Microsoft is working with other companies to develop a YouTube-like video-sharing site, siliconrepublic.com has learned.

Speaking at the Irish Microsoft Technology conference, organised by IrishDev.com, Tim Sneath, group manager for the Silverlight developer team at Microsoft, said: “We’ve tried to take it to a different level; we want to enable scenarios like delivering 720p broadcast-quality video over the internet.”

Silverlight is a lightweight, cross platform, cross-browser, runtime for creating differentiated web experiences, or as Sneath said, for merging the new wave of rich internet applications (RIAs).

Silverlight means “being able to do the kind of things that would typically live outside the internet before using these modern technologies”, said Sneath.

Although compared to Adobe’s Flash when it was released in April, Sneath said: “We don’t see the market in terms of Silverlight versus Flash. This is about much more than that element to it.”

Whereas Flash is used mostly for banner ads, graphics, or basic videos, Silverlight is designed in a number of ways to be a mode of distributing content, said Sneath,

“We’ve tried to take it to a different level; we want to enable scenarios like delivering 720p quality, broadcast quality video over the internet,” he said.

Silverlight, due to its ability to deliver low-bandwidth consumption content with high resolution, is ideal for showcasing TV-quality streaming video.
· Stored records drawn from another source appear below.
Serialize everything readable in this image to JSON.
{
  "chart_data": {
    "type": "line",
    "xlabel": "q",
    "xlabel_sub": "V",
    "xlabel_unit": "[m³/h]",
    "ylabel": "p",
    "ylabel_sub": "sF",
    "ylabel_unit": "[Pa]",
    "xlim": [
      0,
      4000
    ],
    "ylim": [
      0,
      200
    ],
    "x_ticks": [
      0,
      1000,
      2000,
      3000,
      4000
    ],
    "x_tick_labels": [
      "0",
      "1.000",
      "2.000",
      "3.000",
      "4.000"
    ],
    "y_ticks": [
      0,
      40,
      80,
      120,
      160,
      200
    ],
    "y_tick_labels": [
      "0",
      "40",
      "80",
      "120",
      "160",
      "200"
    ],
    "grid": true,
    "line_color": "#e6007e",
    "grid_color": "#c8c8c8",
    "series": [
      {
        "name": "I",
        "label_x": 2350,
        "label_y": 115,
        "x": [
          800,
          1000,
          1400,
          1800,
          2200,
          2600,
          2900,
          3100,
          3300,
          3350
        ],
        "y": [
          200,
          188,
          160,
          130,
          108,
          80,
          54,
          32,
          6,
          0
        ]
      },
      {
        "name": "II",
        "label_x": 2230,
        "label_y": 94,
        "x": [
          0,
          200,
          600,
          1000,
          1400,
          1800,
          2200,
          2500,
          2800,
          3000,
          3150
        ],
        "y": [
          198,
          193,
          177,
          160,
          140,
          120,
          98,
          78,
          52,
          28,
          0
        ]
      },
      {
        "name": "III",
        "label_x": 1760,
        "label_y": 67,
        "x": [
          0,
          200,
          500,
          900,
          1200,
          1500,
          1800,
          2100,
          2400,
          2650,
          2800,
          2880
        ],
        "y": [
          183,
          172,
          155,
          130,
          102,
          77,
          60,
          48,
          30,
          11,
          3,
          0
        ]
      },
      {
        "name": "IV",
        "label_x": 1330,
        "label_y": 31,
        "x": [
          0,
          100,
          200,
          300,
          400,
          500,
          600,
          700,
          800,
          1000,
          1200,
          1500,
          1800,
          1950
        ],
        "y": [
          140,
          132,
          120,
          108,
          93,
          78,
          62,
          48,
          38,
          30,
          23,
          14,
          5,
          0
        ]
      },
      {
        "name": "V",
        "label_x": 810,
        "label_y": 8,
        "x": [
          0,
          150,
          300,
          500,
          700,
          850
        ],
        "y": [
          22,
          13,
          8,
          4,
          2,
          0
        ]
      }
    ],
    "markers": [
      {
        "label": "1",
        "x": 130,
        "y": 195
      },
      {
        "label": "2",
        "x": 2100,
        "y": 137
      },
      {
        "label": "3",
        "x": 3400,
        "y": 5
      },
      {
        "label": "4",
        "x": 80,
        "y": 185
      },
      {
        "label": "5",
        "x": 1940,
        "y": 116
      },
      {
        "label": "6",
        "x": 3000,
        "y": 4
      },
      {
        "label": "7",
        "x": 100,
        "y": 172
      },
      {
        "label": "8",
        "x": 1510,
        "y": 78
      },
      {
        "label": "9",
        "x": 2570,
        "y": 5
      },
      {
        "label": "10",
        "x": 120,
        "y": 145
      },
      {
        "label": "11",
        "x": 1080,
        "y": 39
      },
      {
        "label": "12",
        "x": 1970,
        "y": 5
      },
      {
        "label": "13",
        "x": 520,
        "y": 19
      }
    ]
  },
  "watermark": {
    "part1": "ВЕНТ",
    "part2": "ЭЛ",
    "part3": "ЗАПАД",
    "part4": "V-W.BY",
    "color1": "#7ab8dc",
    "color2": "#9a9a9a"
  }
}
Microsoft is currently talking with various media companies on how to use this. Sneath said that BBC and CBS have already used Silverlight for their next-generation web portals.

“We’re working with large number of different partners, going after firms with large number of unique visitors a month, trying to figure out how to work with companies that want to deliver these rich internet experiences to their customers and have them take this technology and move it forward,” said Sneath.

Silverlight, he added, is also ideal for developing revenue-generating content through online advertising, where banner ads are no longer the order of the day. Non-intrusive, transparent ads can be seamlessly integrated into rich media content without disturbing the viewer through Silverlight technology, he claimed.

Silverlight has been well received among the web developer community in Ireland, with Sneath’s talks drawing a large crowd at the conference held in Cineworld on Thursday.

One of the demonstrations to showcase the power of Silverlight for RIAs involved a jigsaw puzzle made up of 70 different pieces of live video that could be manipulated and moved around.

“We’ve been overwhelmed with interest in Silverlight. Out of the 400 developers here today, about 300 were listening to the Silverlight presentation. What’s very attractive to people is just the power of what it can do,” Sneath said.